Felt good to have something other than a No. 1 issue on this list. 

Shit, another No. 1: 

Justice League: The Darkseid War, Green Lantern #1 (DC) by Tom King and Evan "Doc" Shaner: 

Tom King had a decent year, eh? I love that he worked with Doc Shaner on this. Don't you dare even talk to me about event tie-ins, nearly everything is a tie-in now so I have started to train myself to judge on an issue-to-issue basis. I love how King takes this story to show us just how important and impactful The Green Lantern is and can be in the DC Universe. How powerful he is and the relationship between the gifted and the normal. 



Shaner's ability to set the scene while presenting characters in a simple yet insanely intricate manner never gets old and it -- as it nearly always does -- pairs with the writer's story.

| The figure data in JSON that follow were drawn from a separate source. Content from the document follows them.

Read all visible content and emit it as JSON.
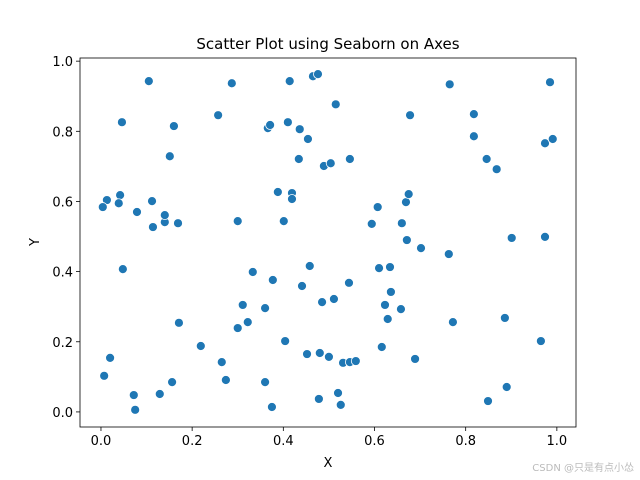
{
  "chart_data": {
    "type": "scatter",
    "title": "Scatter Plot using Seaborn on Axes",
    "x_label": "X",
    "y_label": "Y",
    "color": "#1f77b4",
    "xlim": [
      -0.046,
      1.042
    ],
    "ylim": [
      -0.043,
      1.009
    ],
    "xticks": [
      {
        "value": 0,
        "label": "0.0"
      },
      0.2,
      0.4,
      0.6,
      0.8,
      {
        "value": 1,
        "label": "1.0"
      }
    ],
    "yticks": [
      {
        "value": 0,
        "label": "0.0"
      },
      0.2,
      0.4,
      0.6,
      0.8,
      {
        "value": 1,
        "label": "1.0"
      }
    ],
    "x": [
      0.007,
      0.013,
      0.02,
      0.004,
      0.042,
      0.039,
      0.046,
      0.048,
      0.072,
      0.075,
      0.079,
      0.105,
      0.112,
      0.114,
      0.129,
      0.14,
      0.14,
      0.151,
      0.156,
      0.16,
      0.169,
      0.171,
      0.219,
      0.257,
      0.265,
      0.274,
      0.287,
      0.3,
      0.3,
      0.311,
      0.322,
      0.333,
      0.36,
      0.36,
      0.366,
      0.371,
      0.375,
      0.377,
      0.388,
      0.401,
      0.404,
      0.41,
      0.414,
      0.419,
      0.419,
      0.434,
      0.436,
      0.441,
      0.452,
      0.454,
      0.458,
      0.465,
      0.476,
      0.478,
      0.48,
      0.485,
      0.489,
      0.5,
      0.504,
      0.511,
      0.515,
      0.52,
      0.526,
      0.531,
      0.544,
      0.546,
      0.546,
      0.559,
      0.594,
      0.607,
      0.61,
      0.616,
      0.623,
      0.629,
      0.634,
      0.636,
      0.658,
      0.66,
      0.669,
      0.671,
      0.675,
      0.678,
      0.689,
      0.702,
      0.763,
      0.765,
      0.772,
      0.818,
      0.818,
      0.846,
      0.849,
      0.868,
      0.886,
      0.89,
      0.901,
      0.965,
      0.974,
      0.974,
      0.985,
      0.991
    ],
    "y": [
      0.103,
      0.604,
      0.154,
      0.584,
      0.618,
      0.595,
      0.826,
      0.407,
      0.048,
      0.006,
      0.57,
      0.943,
      0.601,
      0.527,
      0.051,
      0.541,
      0.561,
      0.729,
      0.085,
      0.815,
      0.538,
      0.254,
      0.188,
      0.846,
      0.142,
      0.091,
      0.937,
      0.544,
      0.239,
      0.305,
      0.256,
      0.399,
      0.085,
      0.296,
      0.809,
      0.818,
      0.014,
      0.376,
      0.627,
      0.544,
      0.202,
      0.826,
      0.943,
      0.624,
      0.607,
      0.721,
      0.806,
      0.359,
      0.165,
      0.778,
      0.416,
      0.957,
      0.963,
      0.037,
      0.168,
      0.313,
      0.701,
      0.157,
      0.709,
      0.322,
      0.877,
      0.054,
      0.02,
      0.14,
      0.368,
      0.721,
      0.142,
      0.145,
      0.536,
      0.584,
      0.41,
      0.185,
      0.305,
      0.265,
      0.413,
      0.342,
      0.293,
      0.538,
      0.598,
      0.49,
      0.621,
      0.846,
      0.151,
      0.467,
      0.45,
      0.934,
      0.256,
      0.849,
      0.786,
      0.721,
      0.031,
      0.692,
      0.268,
      0.071,
      0.496,
      0.202,
      0.766,
      0.499,
      0.94,
      0.778
    ]
  },
  "watermark": "CSDN @只是有点小怂"
}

While Comic Book Resources didn't love the book nearly as much as I did, they captured my feelings about it and Shaner's work in the issue perfectly: 

"Shaner's art, which we don't get nearly enough of, is clean and attractive. I like how the Kirby-inspired outfit for the God of Light is both different from the typical Green Lantern uniform while still being very recognizable as a synthesis of Lantern and New God. The best scenes in the book aren't the superhero moments, though; it's those in the church. Shaner draws an archetypal Hal Jordan with a flight jacket and a young face but an older expression. These scenes are beautiful and, while the story in that part feels a little stretched out, Shaner brings them to life with a soft touch that makes them feel welcoming and gentle."

This book found a way to be impactful while setting the stage in a tie-in, it was a unique take and viewpoint on a classic character. It did what it needed to do and then some.